Além do turismo, das “startups” ou das indústrias do têxtil e do calçado, Quelhas Brito destacou ainda a agricultura como um dos setores em que se encontram “mais situações de fazer bem”. “Acho muito interessantes estes novos agricultores, que são muito diferentes dos antigos. São gente sofisticada e bem preparada. Deixou de ser um setor triste, que era para evitar, e passou a ser algo atrativo que os jovens querem desenvolver.

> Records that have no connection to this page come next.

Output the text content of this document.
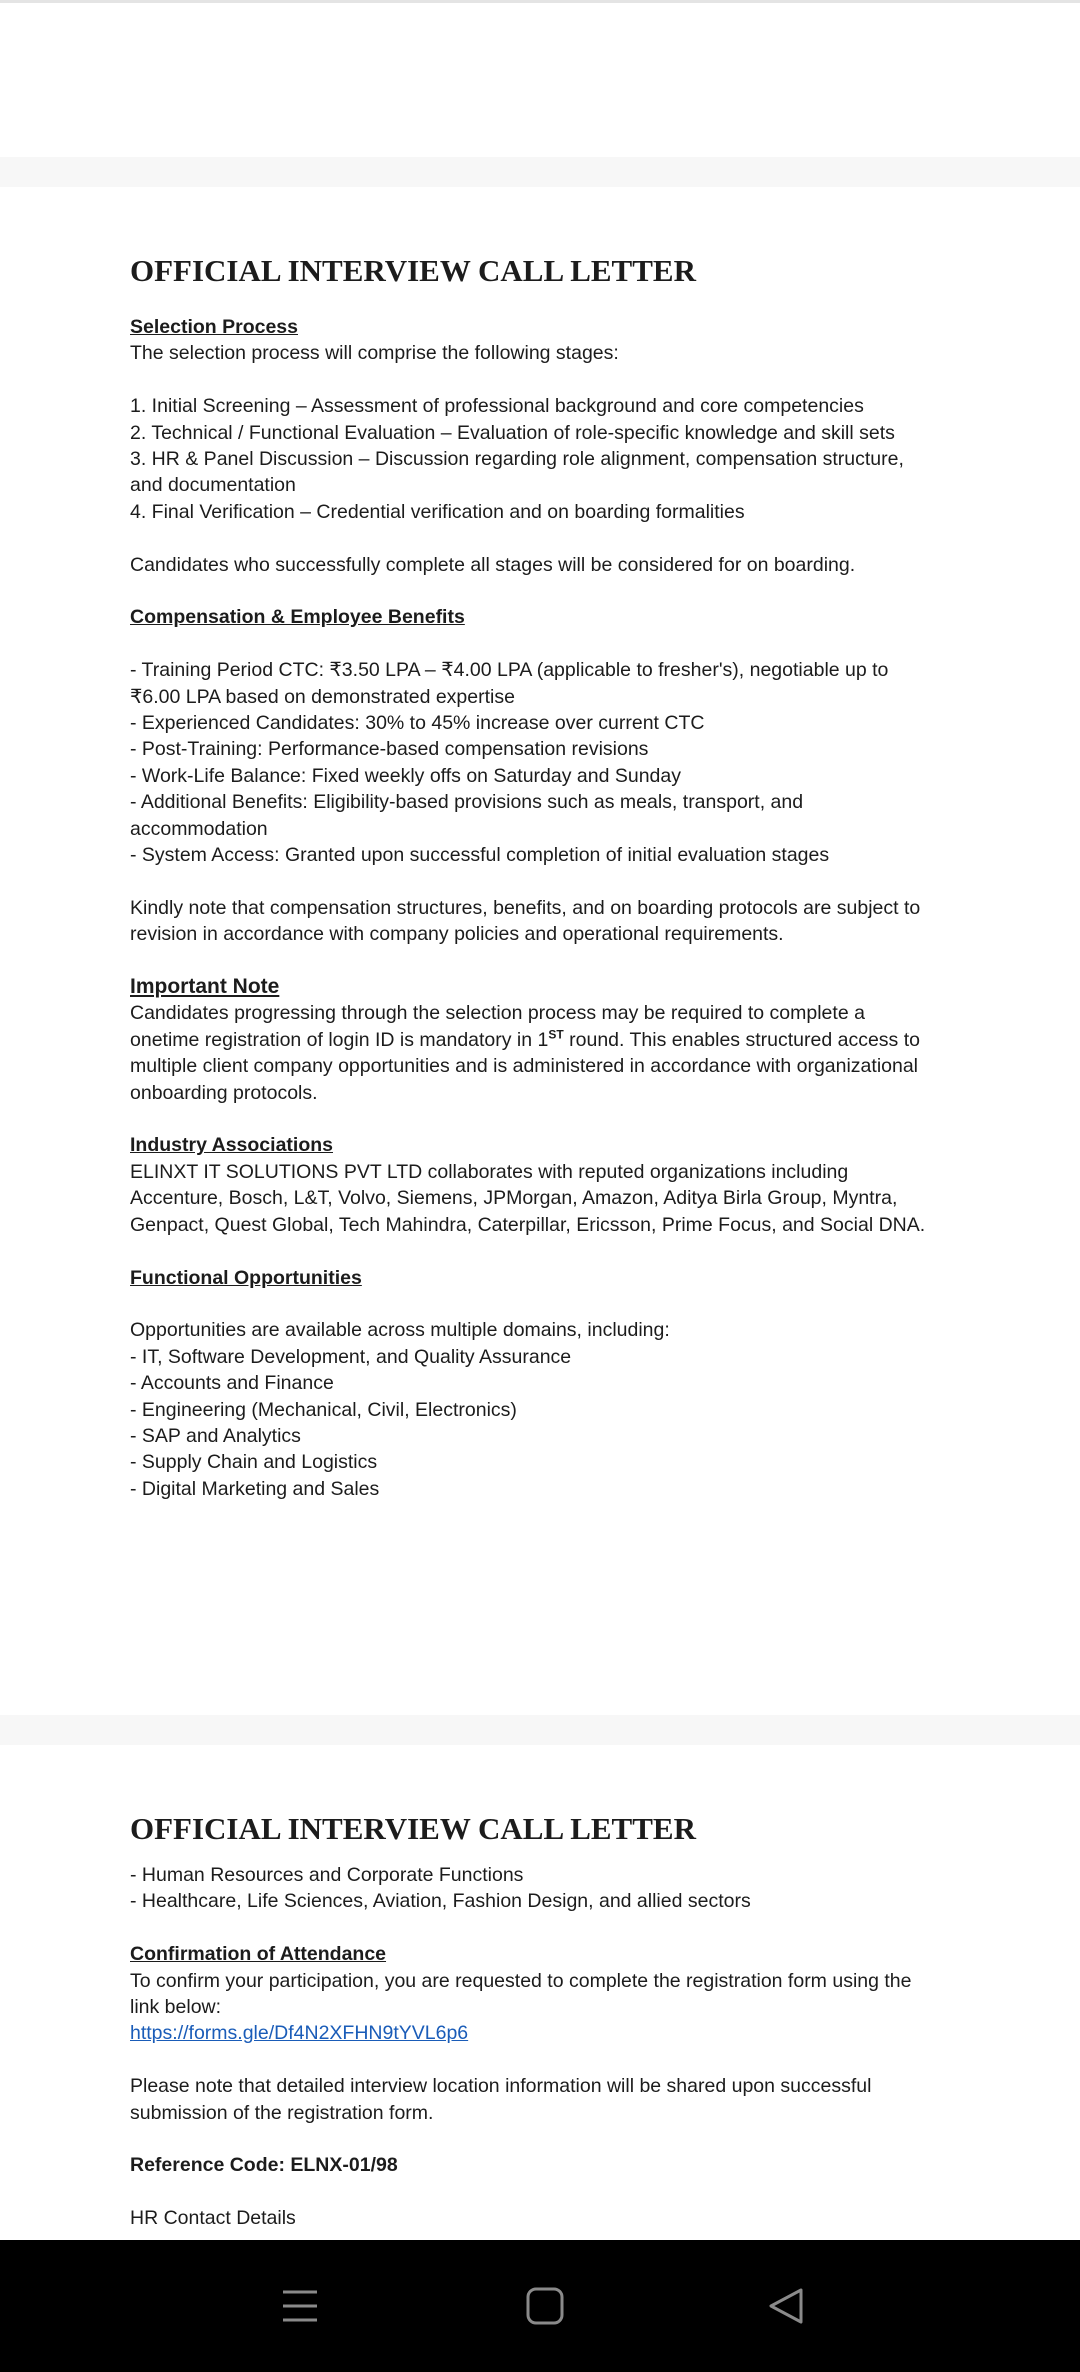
OFFICIAL INTERVIEW CALL LETTER
Selection Process
The selection process will comprise the following stages:
1. Initial Screening – Assessment of professional background and core competencies
2. Technical / Functional Evaluation – Evaluation of role-specific knowledge and skill sets
3. HR & Panel Discussion – Discussion regarding role alignment, compensation structure,
and documentation
4. Final Verification – Credential verification and on boarding formalities
Candidates who successfully complete all stages will be considered for on boarding.
Compensation & Employee Benefits
- Training Period CTC: ₹3.50 LPA – ₹4.00 LPA (applicable to fresher's), negotiable up to
₹6.00 LPA based on demonstrated expertise
- Experienced Candidates: 30% to 45% increase over current CTC
- Post-Training: Performance-based compensation revisions
- Work-Life Balance: Fixed weekly offs on Saturday and Sunday
- Additional Benefits: Eligibility-based provisions such as meals, transport, and
accommodation
- System Access: Granted upon successful completion of initial evaluation stages
Kindly note that compensation structures, benefits, and on boarding protocols are subject to
revision in accordance with company policies and operational requirements.
Important Note
Candidates progressing through the selection process may be required to complete a
onetime registration of login ID is mandatory in 1ST round. This enables structured access to
multiple client company opportunities and is administered in accordance with organizational
onboarding protocols.
Industry Associations
ELINXT IT SOLUTIONS PVT LTD collaborates with reputed organizations including
Accenture, Bosch, L&T, Volvo, Siemens, JPMorgan, Amazon, Aditya Birla Group, Myntra,
Genpact, Quest Global, Tech Mahindra, Caterpillar, Ericsson, Prime Focus, and Social DNA.
Functional Opportunities
Opportunities are available across multiple domains, including:
- IT, Software Development, and Quality Assurance
- Accounts and Finance
- Engineering (Mechanical, Civil, Electronics)
- SAP and Analytics
- Supply Chain and Logistics
- Digital Marketing and Sales
OFFICIAL INTERVIEW CALL LETTER
- Human Resources and Corporate Functions
- Healthcare, Life Sciences, Aviation, Fashion Design, and allied sectors
Confirmation of Attendance
To confirm your participation, you are requested to complete the registration form using the
link below:
https://forms.gle/Df4N2XFHN9tYVL6p6
Please note that detailed interview location information will be shared upon successful
submission of the registration form.
Reference Code: ELNX-01/98
HR Contact Details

E temos excelentes resultados”, concluiu.

Ao lado, Catarina Martins retorquiria que, “contudo, a agricultura não está fácil”. Sobretudo – diz – por estar à mercê dos “prejuízos causados por cheias ou incêndios que não são causas naturais e que um agricultor nunca consegue reaver”. “Com estes problemas, ninguém tem margem de manobra para poder avançar”, e “cada vez menos haverá pessoas interessadas nesta área”.

Economia tem de crescer mais

ferraz

Pedro Ferraz da Costa, presidente do Forum para a Competitividade, foi o orador principal da conferência dos Prémios Fazemos Bem. Justamente a respeito desta iniciativa, reconheceu a importância de realçar aquilo que é bem feito em Portugal. “Nós temos uma grande quantidade de empresas a fazer coisas boas, que são respeitadas internacionalmente e penso que não há consciência disso. Nesse sentido, este tipo de eventos contribui para que elas se sintam reconhecidas e serve igualmente enquanto fator de motivação para que outras cresçam e se desenvolvam”.

Apesar de tudo, o presidente do Fórum admitiu a existência de motivos para algum pessimismo: “Temos bastantes razões para ter uma visão negativa sobre a situação atual do país. O crescimento tem sido escandalosamente baixo e não foi por causa da crise ou da troika; é um problema que vem de há muitos anos”.

Ao mesmo tempo, Ferraz da Costa defendeu que é possível estabelecer objetivos mais ambiciosos e que teriam consequências muito positivas quer para as empresas quer para os que nelas trabalham. “Valeria a pena definir como meta crescer entre 3% a 4% e confrontar os que têm de tomar decisões políticas com este compromisso”, referiu.

Para inverter o rumo vigente, o orador acredita que os empresários nacionais devem, cada vez mais, procurar fazer com que os seus negócios se expandam. “No mercado externo não há falta de nada. É um mercado infinito. Lá fora conseguimos resolver quase todos os problemas que não resolvemos cá dentro”. Lograr uma redução da despesa pública que, por seu turno, permita sustentar a existência de níveis de fiscalidade mais atrativos foi outro dos pontos vincados.